I’ll be 65 in October. Unless I live until I’m 130, I’m definitely beyond middle-age now! Because I had my children much later in life (I was 35 when my oldest was born and 40 when the youngest two, twins, came along), I often think of myself as being “younger” than I actually am, plus I work in a public high school and feel connected to younger people in a way that I won’t once I retire (planning for that next year), but there’s no doubt about it, I’m an old lady.

Caz Owens
Caz Owens
Editor
Reply to  DiscoDollyDeb
04/22/2022 8:53 am

I had my kids at almost 36 and almost 39 – (both August babies and my birthday is September), so most of the mums of their classmates were usually quite a few years younger than us (Mr. Caz was 65 last month). I was, until recently, a secondary school teacher, too – although I’m not sure if that made me feel connected or just exhausted! (Mostly the latter, I think!)

DiscoDollyDeb
DiscoDollyDeb
Guest
Reply to  Caz Owens
04/22/2022 10:03 am

When the twins were young, I was fortunate enough to be able to be a stay-at-home mom for a few years. I’d take them to things like “Mommy and Me” classes and I’d always get asked, “Do you have custody of your grandchildren?” I’d reply, “No, I’m their mom—and I have the stretch marks to prove it!” Lol

Carrie G
Carrie G
Guest
Reply to  DiscoDollyDeb
04/22/2022 11:01 am

I can SO relate! My youngest was born when I was almost 42, and I’ve never colored my hair,so I already had some grey at that time. Sweet young things behind cash register just being nice would ask me if she was my granddaughter. One time it happened an another lady in line behind me said, “Oh.MY.God! Tell me you did not just ask her if this is her grandbaby!!?” The poor young lady looked so confused. Then a light bulb went off in her head and she looked horrified and apologized. I was still laughing because the lady behind me was so affronted!

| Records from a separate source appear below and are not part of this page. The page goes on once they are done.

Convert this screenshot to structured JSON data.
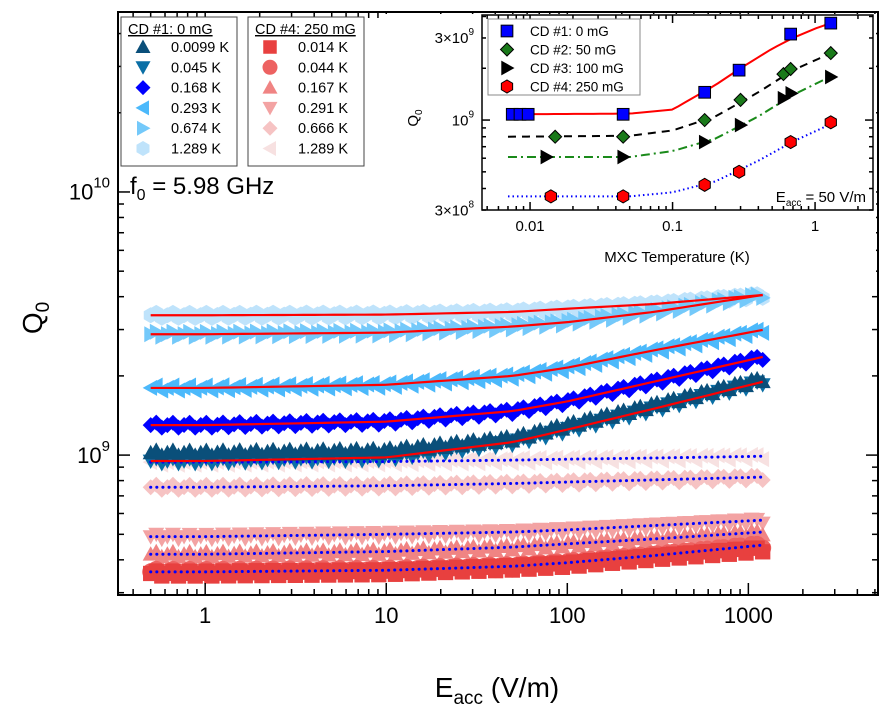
{
  "chart_data": [
    {
      "type": "scatter",
      "xlabel": {
        "main": "E",
        "sub": "acc",
        "rest": " (V/m)"
      },
      "ylabel": {
        "main": "Q",
        "sub": "0"
      },
      "x_scale": "log",
      "y_scale": "log",
      "xlim": [
        0.33,
        5200
      ],
      "ylim": [
        294000000.0,
        48300000000.0
      ],
      "x_ticks": [
        {
          "v": 1,
          "label": "1"
        },
        {
          "v": 10,
          "label": "10"
        },
        {
          "v": 100,
          "label": "100"
        },
        {
          "v": 1000,
          "label": "1000"
        }
      ],
      "y_ticks": [
        {
          "v": 1000000000.0,
          "base": "10",
          "exp": "9"
        },
        {
          "v": 10000000000.0,
          "base": "10",
          "exp": "10"
        }
      ],
      "annotation": {
        "main": "f",
        "sub": "0",
        "rest": " = 5.98 GHz"
      },
      "grid": false,
      "x": [
        0.5,
        1,
        10,
        50,
        100,
        300,
        1200
      ],
      "legends": [
        {
          "title": "CD #1: 0 mG",
          "placement": "top-left"
        },
        {
          "title": "CD #4: 250 mG",
          "placement": "top-left"
        }
      ],
      "series": [
        {
          "group": 0,
          "name": "0.0099 K",
          "marker": "triangle-up",
          "color": "#0a4f7a",
          "values": [
            1020000000.0,
            1020000000.0,
            1040000000.0,
            1160000000.0,
            1300000000.0,
            1550000000.0,
            1950000000.0
          ],
          "fit": null
        },
        {
          "group": 0,
          "name": "0.045 K",
          "marker": "triangle-down",
          "color": "#0a6fa6",
          "values": [
            950000000.0,
            950000000.0,
            980000000.0,
            1120000000.0,
            1250000000.0,
            1500000000.0,
            1900000000.0
          ],
          "fit": "solid-red"
        },
        {
          "group": 0,
          "name": "0.168 K",
          "marker": "diamond",
          "color": "#0000ff",
          "values": [
            1300000000.0,
            1300000000.0,
            1340000000.0,
            1470000000.0,
            1600000000.0,
            1900000000.0,
            2360000000.0
          ],
          "fit": "solid-red"
        },
        {
          "group": 0,
          "name": "0.293 K",
          "marker": "triangle-left",
          "color": "#4cb9fb",
          "values": [
            1800000000.0,
            1800000000.0,
            1850000000.0,
            2000000000.0,
            2150000000.0,
            2500000000.0,
            2990000000.0
          ],
          "fit": "solid-red"
        },
        {
          "group": 0,
          "name": "0.674 K",
          "marker": "triangle-right",
          "color": "#74c9fa",
          "values": [
            2880000000.0,
            2880000000.0,
            2920000000.0,
            3080000000.0,
            3200000000.0,
            3500000000.0,
            4060000000.0
          ],
          "fit": "solid-red"
        },
        {
          "group": 0,
          "name": "1.289 K",
          "marker": "hexagon",
          "color": "#bfe3fb",
          "values": [
            3400000000.0,
            3400000000.0,
            3420000000.0,
            3500000000.0,
            3600000000.0,
            3750000000.0,
            4060000000.0
          ],
          "fit": "solid-red"
        },
        {
          "group": 1,
          "name": "0.014 K",
          "marker": "square",
          "color": "#e8403f",
          "values": [
            355000000.0,
            355000000.0,
            360000000.0,
            375000000.0,
            385000000.0,
            410000000.0,
            440000000.0
          ],
          "fit": null
        },
        {
          "group": 1,
          "name": "0.044 K",
          "marker": "circle",
          "color": "#ed6261",
          "values": [
            360000000.0,
            360000000.0,
            365000000.0,
            378000000.0,
            390000000.0,
            415000000.0,
            455000000.0
          ],
          "fit": "dotted-blue"
        },
        {
          "group": 1,
          "name": "0.167 K",
          "marker": "triangle-up",
          "color": "#f08483",
          "values": [
            420000000.0,
            420000000.0,
            430000000.0,
            447000000.0,
            460000000.0,
            480000000.0,
            510000000.0
          ],
          "fit": "dotted-blue"
        },
        {
          "group": 1,
          "name": "0.291 K",
          "marker": "triangle-down",
          "color": "#f3a3a3",
          "values": [
            490000000.0,
            490000000.0,
            500000000.0,
            510000000.0,
            520000000.0,
            540000000.0,
            566000000.0
          ],
          "fit": "dotted-blue"
        },
        {
          "group": 1,
          "name": "0.666 K",
          "marker": "diamond",
          "color": "#f6c3c3",
          "values": [
            755000000.0,
            755000000.0,
            765000000.0,
            780000000.0,
            790000000.0,
            805000000.0,
            825000000.0
          ],
          "fit": "dotted-blue"
        },
        {
          "group": 1,
          "name": "1.289 K",
          "marker": "triangle-left",
          "color": "#f7e1e1",
          "values": [
            940000000.0,
            940000000.0,
            945000000.0,
            957000000.0,
            965000000.0,
            975000000.0,
            990000000.0
          ],
          "fit": "dotted-blue"
        }
      ]
    },
    {
      "type": "scatter",
      "inset": true,
      "xlabel": "MXC Temperature (K)",
      "ylabel": {
        "main": "Q",
        "sub": "0"
      },
      "x_scale": "log",
      "y_scale": "log",
      "xlim": [
        0.0046,
        2.55
      ],
      "ylim": [
        300000000.0,
        4080000000.0
      ],
      "x_ticks": [
        {
          "v": 0.01,
          "label": "0.01"
        },
        {
          "v": 0.1,
          "label": "0.1"
        },
        {
          "v": 1,
          "label": "1"
        }
      ],
      "y_ticks": [
        {
          "v": 300000000.0,
          "base": "3×10",
          "exp": "8"
        },
        {
          "v": 1000000000.0,
          "base": "10",
          "exp": "9"
        },
        {
          "v": 3000000000.0,
          "base": "3×10",
          "exp": "9"
        }
      ],
      "annotation": {
        "main": "E",
        "sub": "acc",
        "rest": " = 50 V/m"
      },
      "legend_placement": "top-left",
      "grid": false,
      "series": [
        {
          "name": "CD #1: 0 mG",
          "marker": "square",
          "color": "#0000ff",
          "x": [
            0.0075,
            0.0085,
            0.0097,
            0.045,
            0.168,
            0.293,
            0.674,
            1.289
          ],
          "y": [
            1080000000.0,
            1080000000.0,
            1080000000.0,
            1080000000.0,
            1450000000.0,
            1950000000.0,
            3160000000.0,
            3660000000.0
          ],
          "fit_style": "solid",
          "fit_color": "#ff0000",
          "fit_x": [
            0.007,
            0.05,
            0.1,
            0.2,
            0.3,
            0.5,
            0.7,
            1.0,
            1.4
          ],
          "fit_y": [
            1080000000.0,
            1090000000.0,
            1150000000.0,
            1600000000.0,
            2000000000.0,
            2600000000.0,
            3000000000.0,
            3400000000.0,
            3750000000.0
          ]
        },
        {
          "name": "CD #2: 50 mG",
          "marker": "diamond",
          "color": "#1a7a1a",
          "x": [
            0.015,
            0.045,
            0.168,
            0.3,
            0.6,
            0.674,
            1.289
          ],
          "y": [
            800000000.0,
            800000000.0,
            1000000000.0,
            1310000000.0,
            1850000000.0,
            1980000000.0,
            2450000000.0
          ],
          "fit_style": "dashed",
          "fit_color": "#000000",
          "fit_x": [
            0.007,
            0.05,
            0.1,
            0.2,
            0.4,
            0.7,
            1.3
          ],
          "fit_y": [
            800000000.0,
            810000000.0,
            870000000.0,
            1050000000.0,
            1450000000.0,
            1950000000.0,
            2450000000.0
          ]
        },
        {
          "name": "CD #3: 100 mG",
          "marker": "triangle-right",
          "color": "#000000",
          "x": [
            0.013,
            0.045,
            0.168,
            0.3,
            0.6,
            0.68,
            1.289
          ],
          "y": [
            610000000.0,
            610000000.0,
            745000000.0,
            935000000.0,
            1340000000.0,
            1430000000.0,
            1780000000.0
          ],
          "fit_style": "dash-dot",
          "fit_color": "#1a8a1a",
          "fit_x": [
            0.007,
            0.05,
            0.1,
            0.2,
            0.4,
            0.7,
            1.3
          ],
          "fit_y": [
            610000000.0,
            610000000.0,
            660000000.0,
            780000000.0,
            1050000000.0,
            1400000000.0,
            1800000000.0
          ]
        },
        {
          "name": "CD #4: 250 mG",
          "marker": "hexagon",
          "color": "#ff0000",
          "x": [
            0.014,
            0.045,
            0.168,
            0.293,
            0.674,
            1.289
          ],
          "y": [
            360000000.0,
            360000000.0,
            420000000.0,
            500000000.0,
            745000000.0,
            970000000.0
          ],
          "fit_style": "dotted",
          "fit_color": "#0000ff",
          "fit_x": [
            0.007,
            0.05,
            0.1,
            0.2,
            0.4,
            0.7,
            1.3
          ],
          "fit_y": [
            360000000.0,
            360000000.0,
            380000000.0,
            440000000.0,
            580000000.0,
            750000000.0,
            950000000.0
          ]
        }
      ]
    }
  ]
}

I had my first at 30 and I have to admit having a baby when you have a 12 year old who loves helping was incredible. My youngest was my easiest babyhood because she had a second mom. Since I homeschooled, the 12 year old was home most of the time and I have pictures of her holding the baby while she was doing schoolwork. At 25 and 37, they still have a sweet relationship.

Maria Rose
Maria Rose
Admin
Reply to  Dabney Grinnan
04/22/2022 7:54 pm

I had my 2 kids at 33 and 37. My husband is 15 years older than me but has always looked younger so he hasn’t been mistaken as our teenagers’ grandfather instead of father (at least so far!).

Caz Owens
Caz Owens
Editor
04/22/2022 5:10 am

I’m not that far behind you (58) but I know what you mean. When I refer to myself as old, my girls protest too, but eh, I’m their mum, so I suppose they’re bound to! Some days, when my back or knees are creaky, I feel like 98, though…

I do think that the definition of “middle-age” has kind of expanded upwards, mostly because we’re living longer and thanks to better education, medical care and other things are healthier later in life, too. And as I think about the fact that I’ll be 60 next year, I can’t help feeling surprised and wondering how on earth I can possibly be “that old”!